Edmund quickly discovered that the discomforts of soldiering were not to his taste. He resigned his commission and acquired 200 acres (81 hectares) of land near Corofin in Co. Clare, along with nearby Kilnaboy Castle
11
and later Bohersallagh House,
12
possibly through the influence of Inchiquin, his old travelling companion and later commanding officer, who already owned property in the area.

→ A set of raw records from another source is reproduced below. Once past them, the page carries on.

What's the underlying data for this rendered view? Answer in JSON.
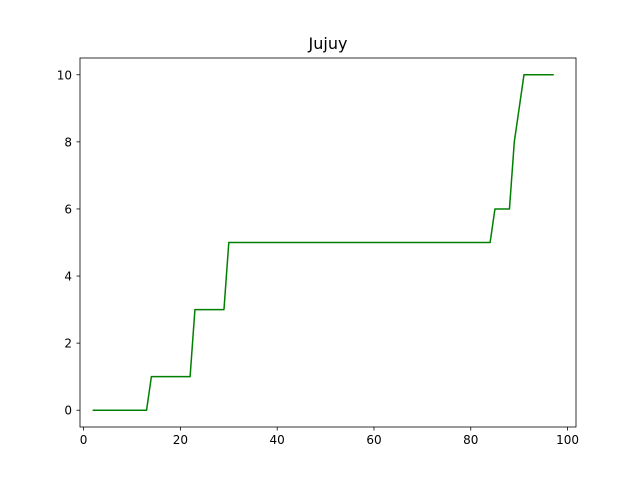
{
  "chart_data": {
    "type": "line",
    "title": "Jujuy",
    "xlabel": "",
    "ylabel": "",
    "xlim": [
      -0.75,
      101.75
    ],
    "ylim": [
      -0.5,
      10.5
    ],
    "x_ticks": [
      0,
      20,
      40,
      60,
      80,
      100
    ],
    "y_ticks": [
      0,
      2,
      4,
      6,
      8,
      10
    ],
    "x_tick_labels": [
      "0",
      "20",
      "40",
      "60",
      "80",
      "100"
    ],
    "y_tick_labels": [
      "0",
      "2",
      "4",
      "6",
      "8",
      "10"
    ],
    "grid": false,
    "legend": "none",
    "series": [
      {
        "color": "#008000",
        "x": [
          2,
          13,
          14,
          22,
          23,
          29,
          30,
          84,
          85,
          88,
          89,
          91,
          97
        ],
        "y": [
          0,
          0,
          1,
          1,
          3,
          3,
          5,
          5,
          6,
          6,
          8,
          10,
          10
        ]
      }
    ]
  }
}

Extra income was opportunely earned by stopping ships sailing north along the Clare coast to Galway or south to Limerick and politely inviting their captains to hand over sizeable quantities of cash in return for the promise of a safe passage onwards. The presence of armed men in cutters, probably based at Lahinch in Liscannor Bay, was a persuasive reason to accept gracefully such imperative suggestions. Some may regard this traditional pastime as a protection racket, others as pure piracy – but no one dared suggest there was any conflict with the sober Presbyterian religious beliefs that the Blood family had practised after arrival in Ireland.